Tuesday, October 22, 2013

Mallorca: The Creative Island

Charles Landry is probably not a name with which you are familiar but it is a name with which you may become more familiar. Palma might, or rather should, become a Landry city. And what does this mean? Professor Landry is the person who came up with the concept of the creative city.

Landry's creative cities entail an approach to urban planning which goes well beyond the physical infrastructure of a city. It is an approach which is intended to drive innovation in order to make a city distinctive. It is one which demands the right conditions for people to apply their imagination in developing opportunities, in solving urban problems and in transforming cities in ways which still retain their cultures. It is also one which requires traditional structures, be they political for example, to be dismantled or changed in order to allow the space for ideas to develop.
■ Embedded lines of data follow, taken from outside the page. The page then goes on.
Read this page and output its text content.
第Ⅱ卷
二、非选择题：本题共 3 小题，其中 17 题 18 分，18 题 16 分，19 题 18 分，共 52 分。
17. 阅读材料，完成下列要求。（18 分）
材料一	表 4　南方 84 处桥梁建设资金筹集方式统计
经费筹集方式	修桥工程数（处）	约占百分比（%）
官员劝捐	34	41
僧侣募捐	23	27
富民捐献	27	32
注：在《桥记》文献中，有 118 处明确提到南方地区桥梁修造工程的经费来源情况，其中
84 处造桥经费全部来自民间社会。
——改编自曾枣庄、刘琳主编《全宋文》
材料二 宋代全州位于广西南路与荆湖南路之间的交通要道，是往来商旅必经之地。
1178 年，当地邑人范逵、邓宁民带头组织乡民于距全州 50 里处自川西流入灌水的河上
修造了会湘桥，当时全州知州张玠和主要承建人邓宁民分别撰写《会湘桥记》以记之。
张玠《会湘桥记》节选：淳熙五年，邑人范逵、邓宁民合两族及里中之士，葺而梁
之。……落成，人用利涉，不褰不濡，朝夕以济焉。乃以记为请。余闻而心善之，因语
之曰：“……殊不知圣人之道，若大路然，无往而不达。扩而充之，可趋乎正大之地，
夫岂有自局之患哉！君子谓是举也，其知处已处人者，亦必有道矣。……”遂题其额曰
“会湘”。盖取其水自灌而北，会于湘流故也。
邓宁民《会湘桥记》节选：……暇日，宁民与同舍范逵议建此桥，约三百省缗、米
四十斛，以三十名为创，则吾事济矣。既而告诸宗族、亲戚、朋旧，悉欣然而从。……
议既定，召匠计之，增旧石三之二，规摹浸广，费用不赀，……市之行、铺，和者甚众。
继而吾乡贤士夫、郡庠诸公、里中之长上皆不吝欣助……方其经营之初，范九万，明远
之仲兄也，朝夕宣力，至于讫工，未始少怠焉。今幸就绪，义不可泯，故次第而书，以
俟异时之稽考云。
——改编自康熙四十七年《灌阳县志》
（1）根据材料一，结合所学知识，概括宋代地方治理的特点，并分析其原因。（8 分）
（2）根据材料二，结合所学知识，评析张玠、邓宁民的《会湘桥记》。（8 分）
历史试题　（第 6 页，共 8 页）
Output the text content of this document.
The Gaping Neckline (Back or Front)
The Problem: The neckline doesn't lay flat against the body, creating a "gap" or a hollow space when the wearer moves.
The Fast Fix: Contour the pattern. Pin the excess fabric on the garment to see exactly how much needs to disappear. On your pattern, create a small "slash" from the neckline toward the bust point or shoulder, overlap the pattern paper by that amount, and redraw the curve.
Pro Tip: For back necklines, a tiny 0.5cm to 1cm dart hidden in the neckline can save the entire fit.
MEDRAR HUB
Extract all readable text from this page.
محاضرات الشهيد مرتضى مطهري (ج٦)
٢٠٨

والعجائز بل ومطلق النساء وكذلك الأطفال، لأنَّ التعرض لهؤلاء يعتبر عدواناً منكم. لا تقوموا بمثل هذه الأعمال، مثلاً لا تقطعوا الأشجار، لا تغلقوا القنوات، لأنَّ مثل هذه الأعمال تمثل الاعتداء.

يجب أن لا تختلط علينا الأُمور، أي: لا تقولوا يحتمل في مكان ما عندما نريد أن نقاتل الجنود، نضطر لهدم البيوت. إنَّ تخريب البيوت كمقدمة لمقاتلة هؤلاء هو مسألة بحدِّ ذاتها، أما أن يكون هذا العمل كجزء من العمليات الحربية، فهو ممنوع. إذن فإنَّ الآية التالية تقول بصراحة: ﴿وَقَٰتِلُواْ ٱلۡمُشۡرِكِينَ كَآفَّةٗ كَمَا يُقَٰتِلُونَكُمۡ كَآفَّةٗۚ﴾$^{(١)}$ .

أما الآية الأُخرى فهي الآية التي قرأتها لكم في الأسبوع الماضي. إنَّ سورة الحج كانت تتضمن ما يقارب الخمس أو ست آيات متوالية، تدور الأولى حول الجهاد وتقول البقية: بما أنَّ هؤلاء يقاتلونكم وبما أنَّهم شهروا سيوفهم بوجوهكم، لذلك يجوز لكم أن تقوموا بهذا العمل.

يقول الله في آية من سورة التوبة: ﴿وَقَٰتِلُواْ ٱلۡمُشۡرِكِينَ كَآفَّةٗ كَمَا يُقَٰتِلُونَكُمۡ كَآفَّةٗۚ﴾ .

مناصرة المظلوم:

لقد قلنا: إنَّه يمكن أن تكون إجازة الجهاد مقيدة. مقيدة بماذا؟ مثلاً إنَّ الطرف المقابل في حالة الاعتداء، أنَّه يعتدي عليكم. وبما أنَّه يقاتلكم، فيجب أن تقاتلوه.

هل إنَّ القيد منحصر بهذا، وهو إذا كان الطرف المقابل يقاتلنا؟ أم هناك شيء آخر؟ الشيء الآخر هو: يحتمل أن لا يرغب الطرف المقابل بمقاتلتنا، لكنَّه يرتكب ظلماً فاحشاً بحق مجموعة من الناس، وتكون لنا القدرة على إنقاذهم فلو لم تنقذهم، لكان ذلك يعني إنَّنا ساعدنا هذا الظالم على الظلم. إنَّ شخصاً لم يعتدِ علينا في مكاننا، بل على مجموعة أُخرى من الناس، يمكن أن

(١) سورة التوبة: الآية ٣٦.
Antoni Riera, professor of applied economics at the Universitat de les Illes Balears, is something of a Landry disciple. He believes that there is vast untapped potential which could make very much more of Palma than is the case. Fundamentally, and although Palma has much to commend it, the city lacks a certain distinctiveness, it lacks a specialisation. The creative city concept aims to address both these deficiencies. It also challenges decision-makers to consider pretty basic questions:  what is the city for? what does the city do? how can the city be better?

It all sounds terribly blue-sky but in fact it isn't. The creative city concept is in essence the urban application of thinking that has gone into reinventing many business organisations. It takes some of the attitude that has prevailed along the American west coast from Oregon to Silicon Valley in establishing a campus mentality and the room for minds to be able to come up with innovative solutions. Creative cities have sprung up. Barcelona is one such.

But perhaps Professor Riera is being too narrow in even his broad vision. Palma, it is true to say, generates almost half the gross domestic product not just of Mallorca but of the Balearics. It is vital in being the economic driver but it is not alone. The problem is that sometimes it appears to be.

So, rather than a creative city, why not a creative island? The same sorts of questions that would be asked of Palma could be asked of the island as a whole. What is it for? How distinctive is it? What does it specialise in? The answers might seem obvious. Tourism would be one, but this is a specialisation which lacks distinctiveness. If there were distinctiveness, we wouldn't forever be having endless debates about winter tourism. We have them because other places have similar problems and come up with similar half-baked solutions (if any). They end up chasing a largely illusory market by offering similar products. And why? Because they have not thought about what they (as destinations) are for.

Tourism is only part of the equation but it is a pretty important part. Yet it is importance that is derived from a massive strength which is also a massive weakness. The strength of summer tourism has been built on enormous capacity - hotel places most obviously. In winter, though, this capacity is all but worthless. It cannot be supported. Hence there is an economy with a gargantuan in-built imbalance. The winter tourism debate reflects this. One moment there are days of plenty, the next moment there are days of poverty. And all because no one had the foresight to appreciate the imbalance that was being established or to ask what the island was actually for or what it could be apart from just tourism.

The Landry-Riera prescription demands different structures. To continue with the tourism theme, there is one structure that either needs junking or radically altering. It is the regional government's tourism agency and its equivalents at island council level. What has the agency and its predecessors ever really achieved? What have tourism ministers ever really achieved? The first, Jaume Cladera, did more than most, but who else? Two of them are currently in prison. And why on earth is responsibility for tourism promotion being handed to the island councils? Are there great minds of tourism strategic thinking lurking within their cosy regimes? I would very much doubt it. The private sector needs to be driving all this, just as it did until 1983. 

Tourism is only one aspect. The creative island would need visionaries to make it a reality, to re-think what Mallorca is for, to make it distinctive. To make it new. Where, though, are the visionaries?